Climbing out of the economic and financial hole Zimbabwe was buried in at the end of the hyperinflation era allowed a lot a good things to happen, and regrettably a lot of bad things.
As we push forward into the 10th year of recovery next year, we have to keep the benefits but take a long hard look at the negative side. That will require discipline at the top plus enforcement of a series of laws, rules and regulations that can only be effective when enforced firmly and fairly, with no special favours, corrupt practices or abuse of office.
The 2018 Budget Strategy Paper, which outlines requirements rather than the methods used to meet these requirements, cannot be contentious. It calls for just about every economist would generally agree is needed.
For a start the Government needs to bring its budget deficit under control and the paper suggests halving this to 4 percent of GDP. We need to remember that at the beginning of the recovery the Government had to balance its budget; no one in or out of Zimbabwe was going to lend us anything, so bad was the Zimbabwean credit rating. But this has improved quite dramatically and the Government has been able to borrow, largely through Treasury Bills, which are regarded as sound because the Reserve Bank of Zimbabwe meets all payment conditions.

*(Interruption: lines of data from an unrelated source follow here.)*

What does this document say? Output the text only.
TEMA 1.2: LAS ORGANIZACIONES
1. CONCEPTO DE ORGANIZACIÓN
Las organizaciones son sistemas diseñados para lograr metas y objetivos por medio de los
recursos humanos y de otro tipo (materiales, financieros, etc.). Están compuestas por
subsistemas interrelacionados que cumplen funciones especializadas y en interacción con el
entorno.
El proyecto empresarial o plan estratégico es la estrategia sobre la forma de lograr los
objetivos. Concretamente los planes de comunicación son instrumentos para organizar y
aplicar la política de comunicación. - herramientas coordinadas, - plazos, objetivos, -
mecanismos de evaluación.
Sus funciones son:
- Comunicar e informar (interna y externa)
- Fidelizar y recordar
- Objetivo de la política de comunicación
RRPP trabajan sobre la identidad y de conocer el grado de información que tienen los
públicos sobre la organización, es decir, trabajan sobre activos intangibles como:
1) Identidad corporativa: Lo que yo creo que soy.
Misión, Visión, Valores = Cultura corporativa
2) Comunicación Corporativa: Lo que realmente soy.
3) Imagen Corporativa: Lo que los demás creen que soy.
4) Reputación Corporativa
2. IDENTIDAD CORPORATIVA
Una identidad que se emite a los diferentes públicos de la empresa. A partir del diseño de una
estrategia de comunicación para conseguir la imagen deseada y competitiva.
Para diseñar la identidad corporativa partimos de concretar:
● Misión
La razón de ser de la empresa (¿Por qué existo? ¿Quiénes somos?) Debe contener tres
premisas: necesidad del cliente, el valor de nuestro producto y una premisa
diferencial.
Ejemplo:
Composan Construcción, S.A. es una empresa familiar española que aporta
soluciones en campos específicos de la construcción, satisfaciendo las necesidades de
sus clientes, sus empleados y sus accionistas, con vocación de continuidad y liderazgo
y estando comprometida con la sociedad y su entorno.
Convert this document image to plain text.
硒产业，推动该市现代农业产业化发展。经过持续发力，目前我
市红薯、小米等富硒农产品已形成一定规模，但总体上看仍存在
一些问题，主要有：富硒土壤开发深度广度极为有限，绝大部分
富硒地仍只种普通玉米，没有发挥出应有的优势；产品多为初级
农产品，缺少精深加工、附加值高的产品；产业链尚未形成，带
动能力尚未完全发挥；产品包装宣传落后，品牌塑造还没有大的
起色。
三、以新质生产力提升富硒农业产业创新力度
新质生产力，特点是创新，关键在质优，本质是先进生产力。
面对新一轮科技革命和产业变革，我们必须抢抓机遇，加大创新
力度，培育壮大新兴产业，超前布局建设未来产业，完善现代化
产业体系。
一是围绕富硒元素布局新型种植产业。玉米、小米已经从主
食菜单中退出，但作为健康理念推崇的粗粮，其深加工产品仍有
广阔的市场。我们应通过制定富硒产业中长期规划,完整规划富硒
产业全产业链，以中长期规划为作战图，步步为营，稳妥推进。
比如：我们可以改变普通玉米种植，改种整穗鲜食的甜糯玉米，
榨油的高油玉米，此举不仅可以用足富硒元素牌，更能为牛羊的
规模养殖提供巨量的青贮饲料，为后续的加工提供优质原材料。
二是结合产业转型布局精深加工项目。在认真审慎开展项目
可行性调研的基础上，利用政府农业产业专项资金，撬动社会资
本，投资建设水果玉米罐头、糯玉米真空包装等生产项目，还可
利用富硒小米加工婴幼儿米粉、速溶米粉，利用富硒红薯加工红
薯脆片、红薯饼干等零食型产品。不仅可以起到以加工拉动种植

And there were many good reasons why the Government had to borrow. For a start it had to cope with the horrific social costs of severe drought and then it had to show the way to an agricultural recovery through Command Agriculture. It managed both. But there was also a degree of slackness when money was borrowed for non-emergency recurrent expenditure, hence the need for tougher discipline at the top. Holding the post of Finance and Economic Development Minister will rarely win anyone a popularity contest, but doing the job well will win respect, although not affection.
The second set of problems occur outside Government. The private sectors have had a lot less regulation in recent years, being able to import just about anything they want without a special licence and being able to pay for it with “local” currency. This has ended. The gap between imports and exports grew too large in a growing economy to be sustainable. If Zimbabwe had had its own currency, there would have been quite serious devaluation as pure market forces trashed the local currency. But for all sorts of reasons retaining the stability of the US dollar has exceptionally wide acceptance across Zimbabwe; the only argument that arises is whether the foreign currency we use for local bookkeeping should be the US dollar or the SA Rand.
So, to cope, the currenct account needs to balance and to avoid a weird inflation spiral in a US denominated economy the balance needs regulatory intervention rather than pure market forces allowing the rich to import expensive luxuries while the poor struggle with shortages and expensive food. And again a number of Government policies have been successfully implemented that go to the basics: resuscitate manufacturing but with safeguards to avoid monopolists pumping expensive sub-standard garbage into the market, and fix up agriculture, where there is a serious four-fold benefit of more exports, fewer imports, economic growth and this growth spread among a few hundred thousand households.
But with regulation there are those who would rather cheat themselves to wealth than work for it. So we have some, ranging from small traders to quite large businesses trying to make money from trading between US banknotes, bond notes and bank deposits. They add zero value doing this and distort markets, so clamping down harder, as the budget paper suggests, makes sense.
Others try and manipulate markets through smuggling, accepting and paying bribes, influence pedalling, queue jumping and other undesired and underhand practices. Again a regulatory environment needs to create and retain a level playing field and he budget paper gives a very high priority to stamping out distortions, which after all are mostly caused by people breaking unenforced rules.
Once these are enforced, and enforced for all regardless of status, things should improve quite quickly. And then, with universal enforcement, problems and required changes are far easier to see and get general agreement over.
Zimbabwe has a relatively strong economy by its own historical standards. To maintain growth in the right directions we simply need to keep create an environment that benefits those who create real value and wealth by their work and hammer those who want an easy journey preying on the fears and needs of their neighbours.